Is there an intrinsic to store 3 float values?

I have the following code in assembler:

    vst1.32            {d10}, [%[pOutVertex2]]          
   fsts               s22, [%[pOutVertex2], #8]             

This stores s20, s21, s22 into pOutVertex which is an array of 3 floats. Is there an intrinsic to do this? I can only find vst1q_f32, but that would overwrite the 4th value in pOutVertex.

  • Have you looked at vst3? There's two versions of it.

  • Hi,

    how about the below?

       0:   ec80aa03        vstmia  r0, {s20-s22}
    

    Best regards,

    Yasuhiko Koumoto.

  • Yes, but I am looking for the intrinsic version.

  • Well ... if the intrinsic vst1q_f32() is a wrapper for the vst1 32-bit NEON instruction, it would be reasonable to expect that the intrinsic for the vst3 instruction would probably be vst3q_f32() ... at which point Google searching should find the list pretty quickly.

    ARMCC:

    ARM Information Center

    GCC:

    ARM NEON Intrinsics - Using the GNU Compiler Collection (GCC)

    HTH,
    Pete

  • Lefty,

    You are likely looking for "vst3_lane_f32()", however, this stores a single element from each of three registers, i.e. the values you wish to store would have to be in a single lane of a float32x2x3_t.

    As a bad example for illustration only:

    #include <arm_neon.h>
    
    void store_three_floats(float a, float b, float c, float *dst)
    {
      float32x2x3_t vec;                            // Declare trio of vectors
    
      vec.val[0] = vset_lane_f32(a, vec.val[0], 0); // Set lowest lane in vector 0
      vec.val[1] = vset_lane_f32(b, vec.val[1], 0); // Set lowest lane in vector 1
      vec.val[2] = vset_lane_f32(c, vec.val[2], 0); // Set lowest lane in vector 2
    
      vst3_lane_f32(dst, vec, 0); // Store lowest element from each of the trio
    }
    

    In the general case, the three values would already be in independent vectors (e.g. R, G, B), and thus only the vst3 would be required without the lane insertions.

    hth

    Simon.

  • Thanks for the answer, Simon.

    It's rather unfortunate that it takes 4 instructions, but I suppose there's no other way.

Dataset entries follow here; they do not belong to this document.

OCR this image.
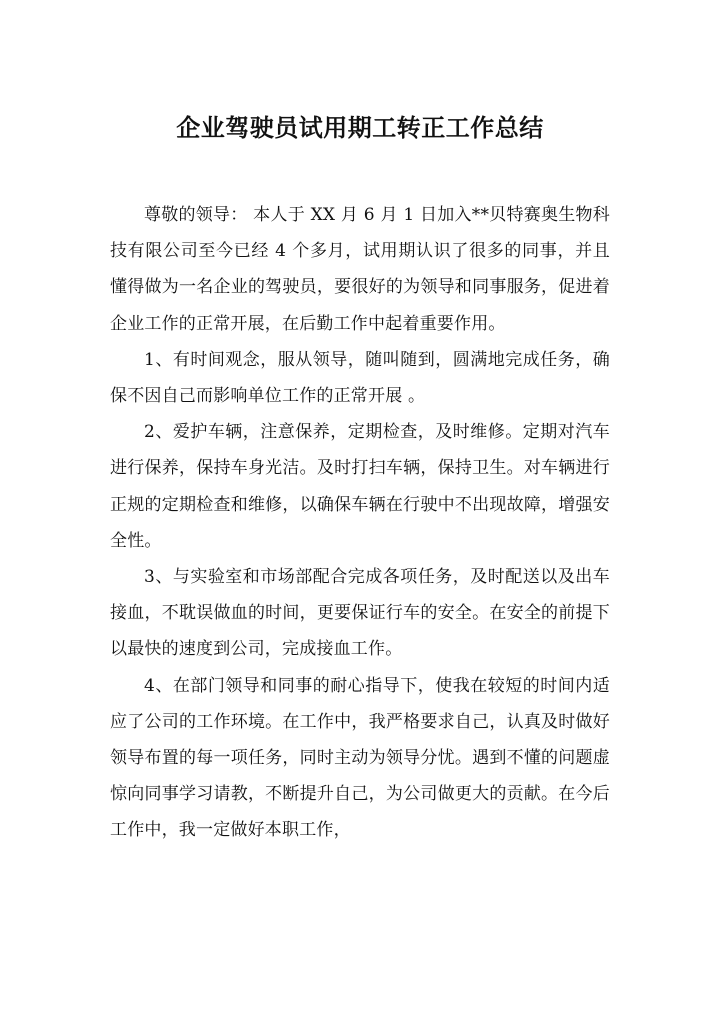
企业驾驶员试用期工转正工作总结

尊敬的领导： 本人于 XX 月 6 月 1 日加入**贝特赛奥生物科技有限公司至今已经 4 个多月，试用期认识了很多的同事，并且懂得做为一名企业的驾驶员，要很好的为领导和同事服务，促进着企业工作的正常开展，在后勤工作中起着重要作用。

1、有时间观念，服从领导，随叫随到，圆满地完成任务，确保不因自己而影响单位工作的正常开展 。

2、爱护车辆，注意保养，定期检查，及时维修。定期对汽车进行保养，保持车身光洁。及时打扫车辆，保持卫生。对车辆进行正规的定期检查和维修，以确保车辆在行驶中不出现故障，增强安全性。

3、与实验室和市场部配合完成各项任务，及时配送以及出车接血，不耽误做血的时间，更要保证行车的安全。在安全的前提下以最快的速度到公司，完成接血工作。

4、在部门领导和同事的耐心指导下，使我在较短的时间内适应了公司的工作环境。在工作中，我严格要求自己，认真及时做好领导布置的每一项任务，同时主动为领导分忧。遇到不懂的问题虚惊向同事学习请教，不断提升自己，为公司做更大的贡献。在今后工作中，我一定做好本职工作，
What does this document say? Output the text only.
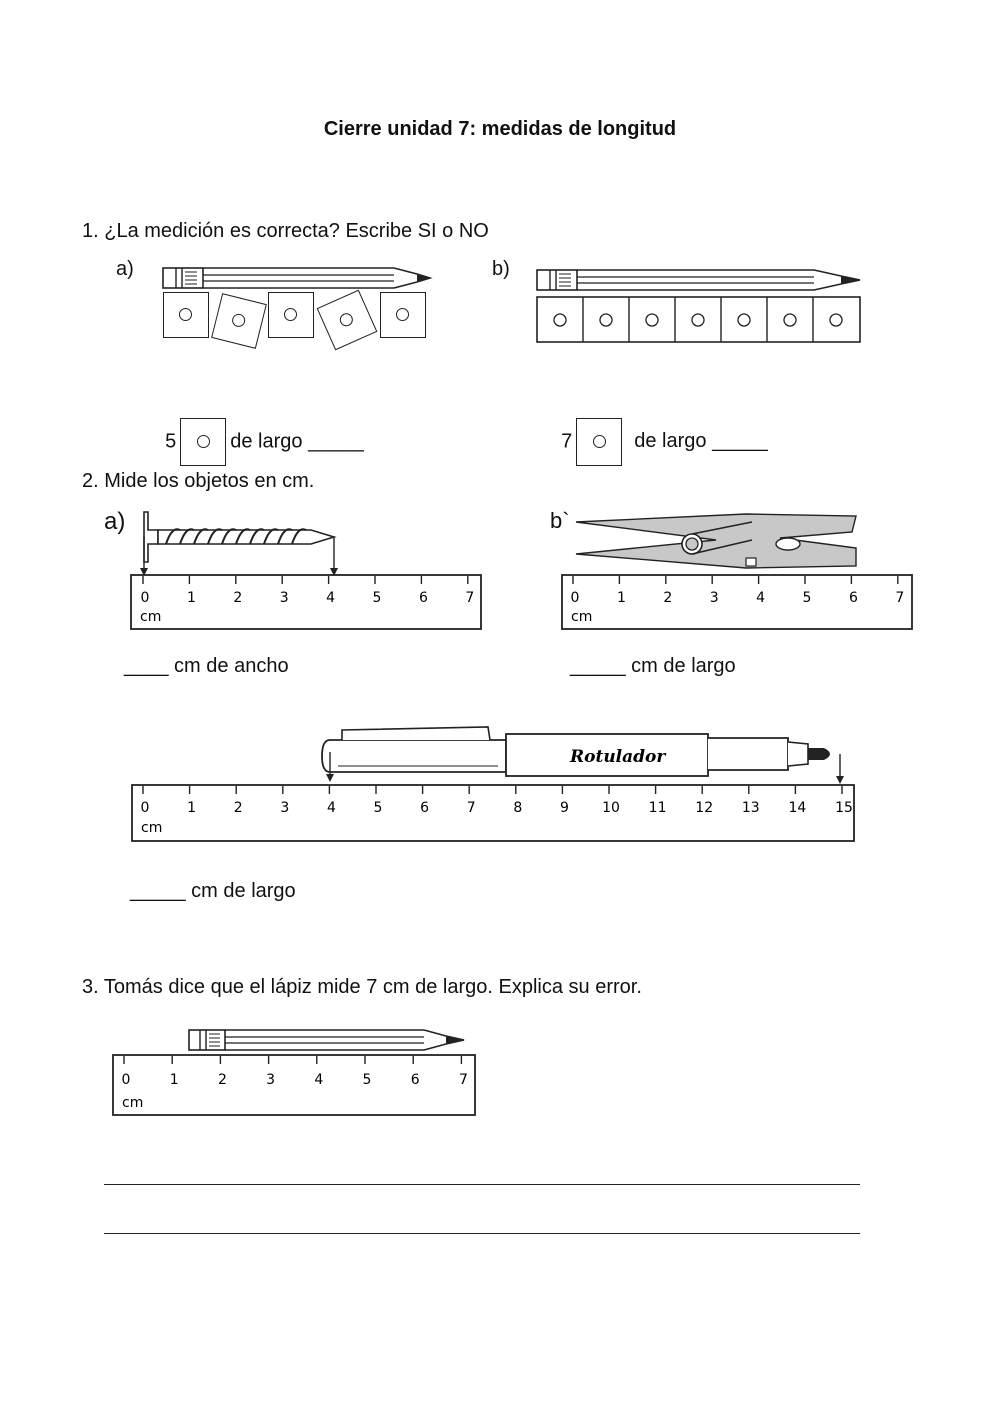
Cierre unidad 7: medidas de longitud
1. ¿La medición es correcta? Escribe SI o NO
a)	b)

5	de largo _____	7	de largo _____

2. Mide los objetos en cm.
a)	b`
0	1	2	3	4	5	6	7
cm
0	1	2	3	4	5	6	7
cm
____ cm de ancho	_____ cm de largo
Rotulador
0	1	2	3	4	5	6	7	8	9 10 11 12 13 14 15
cm
_____ cm de largo
3. Tomás dice que el lápiz mide 7 cm de largo. Explica su error.
0	1	2	3	4	5	6	7
cm
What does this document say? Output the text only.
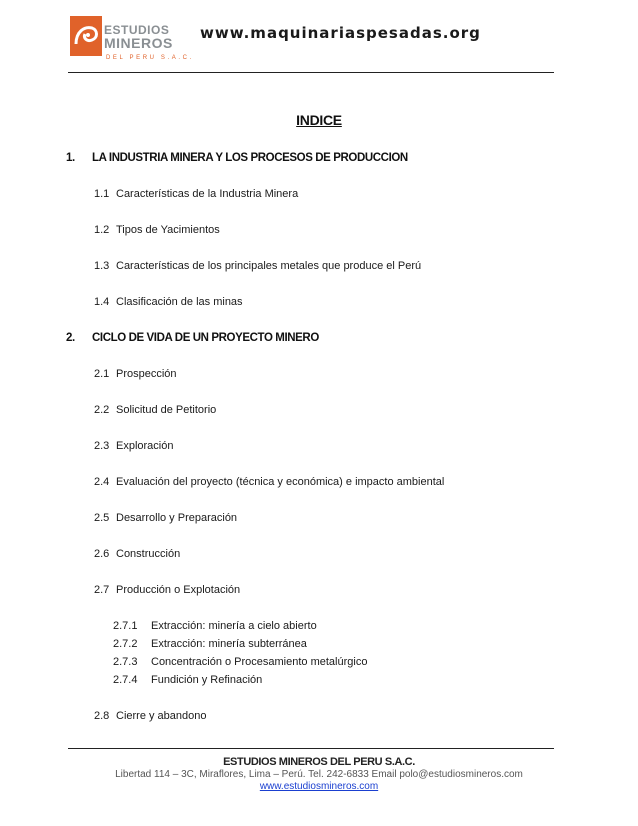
ESTUDIOS
MINEROS
DEL PERU S.A.C.
www.maquinariaspesadas.org
INDICE
1. LA INDUSTRIA MINERA Y LOS PROCESOS DE PRODUCCION
1.1 Características de la Industria Minera
1.2 Tipos de Yacimientos
1.3 Características de los principales metales que produce el Perú
1.4 Clasificación de las minas
2. CICLO DE VIDA DE UN PROYECTO MINERO
2.1 Prospección
2.2 Solicitud de Petitorio
2.3 Exploración
2.4 Evaluación del proyecto (técnica y económica) e impacto ambiental
2.5 Desarrollo y Preparación
2.6 Construcción
2.7 Producción o Explotación
2.7.1 Extracción: minería a cielo abierto
2.7.2 Extracción: minería subterránea
2.7.3 Concentración o Procesamiento metalúrgico
2.7.4 Fundición y Refinación
2.8 Cierre y abandono
ESTUDIOS MINEROS DEL PERU S.A.C.
Libertad 114 – 3C, Miraflores, Lima – Perú. Tel. 242-6833 Email polo@estudiosmineros.com
www.estudiosmineros.com
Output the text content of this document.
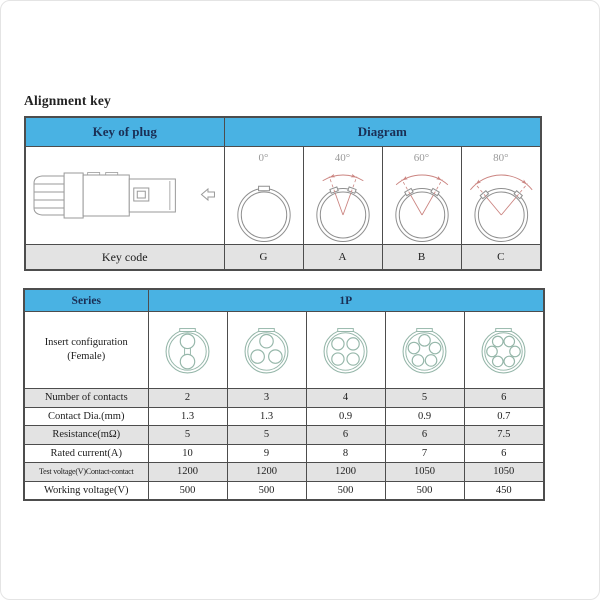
Alignment key
Key of plug	Diagram			

0°	40°	60°	80°

Key code	G	A	B	C
Series	1P				

Insert configuration
(Female)

Number of contacts	2	3	4	5	6
Contact Dia.(mm)	1.3	1.3	0.9	0.9	0.7
Resistance(mΩ)	5	5	6	6	7.5
Rated current(A)	10	9	8	7	6
Test voltage(V)Contact-contact	1200	1200	1200	1050	1050
Working voltage(V)	500	500	500	500	450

  • A big part of writing effective DSP/NEON type code is getting the data flow right, so you don't need to move or copy data around. The actual store here is only a single cycle, provided it's possible to work the data motion into the algorithm so it isn't an extra step bolted on at the end of an existing assembler routine.

  • Well, I can't see how, although I am no expert in this. You're welcome to try if you want.

    This is the code that I have so far:

    [code]

    inline void Matrix::TransformPoint(const float* pInVertex, float weight, float* pOutVertex) const

    {

    #ifdef USE_NEONX

       float32x4_t matrixRow1 = vld1q_f32(m);

       float32x4_t matrixRow2 = vld1q_f32(&m[4]);

        float32x4_t matrixRow3 = vld1q_f32(&m[8]);

        float32x4_t matrixRow4 = vld1q_f32(&m[12]);

        float32x4_t out1 = vmulq_n_f32(matrixRow1, pInVertex[0]); //    out1 = matrixRow1 * pInVertex1[0];

        out1 = vmlaq_n_f32(out1, matrixRow2, pInVertex[1]); //    out1 += matrixRow2 * pInVertex1[1];

        out1 = vmlaq_n_f32(out1, matrixRow3, pInVertex[2]); //    out1 += matrixRow3 * pInVertex1[2];

        out1 = vaddq_f32(out1, matrixRow4);  //    out1 += matrixRow4;
        out1 = vmulq_n_f32(out1, weight);  //    out1 *= weight;

        float values[4];

        vst1q_f32(values, out1);

        // then add 3 of values[4] to pOutVertex1

         // note: I gave up and used c++ here.

        pOutVertex[0] += values[0];

        pOutVertex[1] += values[1];

        pOutVertex[2] += values[2];

    #else

        pOutVertex[0] += weight*(pInVertex[0]*m[0] + pInVertex[1]*m[4] + pInVertex[2]*m[8] + m[12]);

        pOutVertex[1] += weight*(pInVertex[0]*m[1] + pInVertex[1]*m[5] + pInVertex[2]*m[9] + m[13]);

        pOutVertex[2] += weight*(pInVertex[0]*m[2] + pInVertex[1]*m[6] + pInVertex[2]*m[10] + m[14]);

    #endif

    }

    [/code]

  • Things which are not a power of two or a full register are a pain in NEON, but if you are willing to sacrifice a little storage space the obvious data layout change would be to allocate vec4() inputs and outputs. The final increment then becomes a vec4 load of pOutVertex, a vec4 addition, and a vec4 store to write the incremented value of pOutVertex.